RuntimeError: Trying to backward through the graph a second time #1379

FrancescoSaverioZuppichini · 2021-09-27T13:23:34Z

Thanks for reporting the unexpected results and we appreciate it a lot.

Describe the Issue
GradientCumulativeOptimizerHook doesn't work.

Reproduction

What command, code, or script did you run?
Add GradientCumulativeOptimizerHook to your *_config.py file

custom_hooks = [
    dict(type="GradientCumulativeOptimizerHook", cumulative_iters=4),
]

Output

2021-09-27 14:21:26,889 - mmdet - WARNING - GradientCumulativeOptimizerHook may slightly decrease performance if the model has BatchNorm layers.
Traceback (most recent call last):
  File "/home/zuppif/integration-object-detection/playground.py", line 81, in <module>
    main(Args(config_file, cfg_options=options))
  File "/home/zuppif/integration-object-detection/src/train.py", line 185, in main
    train_detector(
  File "/home/zuppif/integration-object-detection/.venv/lib/python3.9/site-packages/mmdet/apis/train.py", line 174, in train_detector
    runner.run(data_loaders, cfg.workflow)
  File "/home/zuppif/integration-object-detection/.venv/lib/python3.9/site-packages/mmcv/runner/epoch_based_runner.py", line 127, in run
    epoch_runner(data_loaders[i], **kwargs)
  File "/home/zuppif/integration-object-detection/.venv/lib/python3.9/site-packages/mmcv/runner/epoch_based_runner.py", line 51, in train
    self.call_hook('after_train_iter')
  File "/home/zuppif/integration-object-detection/.venv/lib/python3.9/site-packages/mmcv/runner/base_runner.py", line 307, in call_hook
    getattr(hook, fn_name)(self)
  File "/home/zuppif/integration-object-detection/.venv/lib/python3.9/site-packages/mmcv/runner/hooks/optimizer.py", line 115, in after_train_iter
    loss.backward()
  File "/home/zuppif/integration-object-detection/.venv/lib/python3.9/site-packages/torch/_tensor.py", line 255, in backward
    torch.autograd.backward(self, gradient, retain_graph, create_graph, inputs=inputs)
  File "/home/zuppif/integration-object-detection/.venv/lib/python3.9/site-packages/torch/autograd/__init__.py", line 147, in backward
    Variable._execution_engine.run_backward(
RuntimeError: Trying to backward through the graph a second time (or directly access saved variables after they have already been freed). Saved intermediate values of the graph are freed when you call .backward() or autograd.grad(). Specify retain_graph=True if you need to backward through the graph a second time or if you need to access saved variables after calling backward.

Environment

Please run python -c "from mmcv.utils import collect_env; print(collect_env())"

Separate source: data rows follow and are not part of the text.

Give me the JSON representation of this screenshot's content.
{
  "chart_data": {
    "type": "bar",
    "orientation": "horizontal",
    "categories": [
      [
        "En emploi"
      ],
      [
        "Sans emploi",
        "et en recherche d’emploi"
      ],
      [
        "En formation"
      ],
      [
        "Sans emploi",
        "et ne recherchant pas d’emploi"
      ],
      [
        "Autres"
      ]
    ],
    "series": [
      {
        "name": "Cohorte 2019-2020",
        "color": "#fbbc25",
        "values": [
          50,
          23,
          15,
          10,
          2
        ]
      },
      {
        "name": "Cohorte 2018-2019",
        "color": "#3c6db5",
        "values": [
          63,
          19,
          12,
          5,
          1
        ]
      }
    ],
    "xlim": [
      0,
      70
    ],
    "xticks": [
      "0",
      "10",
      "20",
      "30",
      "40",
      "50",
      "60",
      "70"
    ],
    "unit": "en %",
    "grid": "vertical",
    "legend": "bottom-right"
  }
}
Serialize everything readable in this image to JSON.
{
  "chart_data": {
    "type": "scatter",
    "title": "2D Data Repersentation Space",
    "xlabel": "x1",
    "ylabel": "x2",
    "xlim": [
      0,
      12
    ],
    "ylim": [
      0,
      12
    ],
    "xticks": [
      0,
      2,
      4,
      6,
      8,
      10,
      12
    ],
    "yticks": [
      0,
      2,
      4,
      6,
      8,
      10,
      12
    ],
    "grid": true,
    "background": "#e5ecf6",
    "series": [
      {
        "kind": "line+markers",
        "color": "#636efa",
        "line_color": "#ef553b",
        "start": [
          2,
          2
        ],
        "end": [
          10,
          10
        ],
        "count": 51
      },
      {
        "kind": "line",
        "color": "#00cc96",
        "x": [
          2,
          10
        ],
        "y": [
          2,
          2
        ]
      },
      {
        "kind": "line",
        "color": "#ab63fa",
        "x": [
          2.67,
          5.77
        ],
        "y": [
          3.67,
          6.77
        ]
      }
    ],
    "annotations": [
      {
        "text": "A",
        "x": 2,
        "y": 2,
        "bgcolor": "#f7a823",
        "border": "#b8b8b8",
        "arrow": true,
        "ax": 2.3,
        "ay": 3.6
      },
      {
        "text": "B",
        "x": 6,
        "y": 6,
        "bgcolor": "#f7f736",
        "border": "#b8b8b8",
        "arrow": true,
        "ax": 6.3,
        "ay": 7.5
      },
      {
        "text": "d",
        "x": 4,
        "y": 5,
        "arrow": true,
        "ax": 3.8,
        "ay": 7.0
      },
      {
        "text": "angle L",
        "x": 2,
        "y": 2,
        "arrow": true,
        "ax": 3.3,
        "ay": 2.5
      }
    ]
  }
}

{'sys.platform': 'linux', 'Python': '3.9.5 (default, Jun  4 2021, 12:28:51) [GCC 7.5.0]', 'CUDA available': True, 'GPU 0,1,2': 'GeForce GTX 1080 Ti', 'CUDA_HOME': '/usr/local/cuda', 'NVCC': 'Build cuda_11.2.r11.2/compiler.29373293_0', 'GCC': 'gcc (Ubuntu 9.3.0-17ubuntu1~20.04) 9.3.0', 'PyTorch': '1.9.1+cu102', 'PyTorch compiling details': 'PyTorch built with:\n  - GCC 7.3\n  - C++ Version: 201402\n  - Intel(R) Math Kernel Library Version 2020.0.0 Product Build 20191122 for Intel(R) 64 architecture applications\n  - Intel(R) MKL-DNN v2.1.2 (Git Hash 98be7e8afa711dc9b66c8ff3504129cb82013cdb)\n  - OpenMP 201511 (a.k.a. OpenMP 4.5)\n  - NNPACK is enabled\n  - CPU capability usage: AVX2\n  - CUDA Runtime 10.2\n  - NVCC architecture flags: -gencode;arch=compute_37,code=sm_37;-gencode;arch=compute_50,code=sm_50;-gencode;arch=compute_60,code=sm_60;-gencode;arch=compute_70,code=sm_70\n  - CuDNN 7.6.5\n  - Magma 2.5.2\n  - Build settings: BLAS_INFO=mkl, BUILD_TYPE=Release, CUDA_VERSION=10.2, CUDNN_VERSION=7.6.5, CXX_COMPILER=/opt/rh/devtoolset-7/root/usr/bin/c++, CXX_FLAGS= -Wno-deprecated -fvisibility-inlines-hidden -DUSE_PTHREADPOOL -fopenmp -DNDEBUG -DUSE_KINETO -DUSE_FBGEMM -DUSE_QNNPACK -DUSE_PYTORCH_QNNPACK -DUSE_XNNPACK -DSYMBOLICATE_MOBILE_DEBUG_HANDLE -O2 -fPIC -Wno-narrowing -Wall -Wextra -Werror=return-type -Wno-missing-field-initializers -Wno-type-limits -Wno-array-bounds -Wno-unknown-pragmas -Wno-sign-compare -Wno-unused-parameter -Wno-unused-variable -Wno-unused-function -Wno-unused-result -Wno-unused-local-typedefs -Wno-strict-overflow -Wno-strict-aliasing -Wno-error=deprecated-declarations -Wno-stringop-overflow -Wno-psabi -Wno-error=pedantic -Wno-error=redundant-decls -Wno-error=old-style-cast -fdiagnostics-color=always -faligned-new -Wno-unused-but-set-variable -Wno-maybe-uninitialized -fno-math-errno -fno-trapping-math -Werror=format -Wno-stringop-overflow, LAPACK_INFO=mkl, PERF_WITH_AVX=1, PERF_WITH_AVX2=1, PERF_WITH_AVX512=1, TORCH_VERSION=1.9.1, USE_CUDA=ON, USE_CUDNN=ON, USE_EXCEPTION_PTR=1, USE_GFLAGS=OFF, USE_GLOG=OFF, USE_MKL=ON, USE_MKLDNN=ON, USE_MPI=OFF, USE_NCCL=ON, USE_NNPACK=ON, USE_OPENMP=ON, \n', 'TorchVision': '0.10.1+cu102', 'OpenCV': '4.5.3', 'MMCV': '1.3.13', 'MMCV Compiler': 'GCC 9.3', 'MMCV CUDA Compiler': '11.2'}

Error traceback
If applicable, paste the error traceback here.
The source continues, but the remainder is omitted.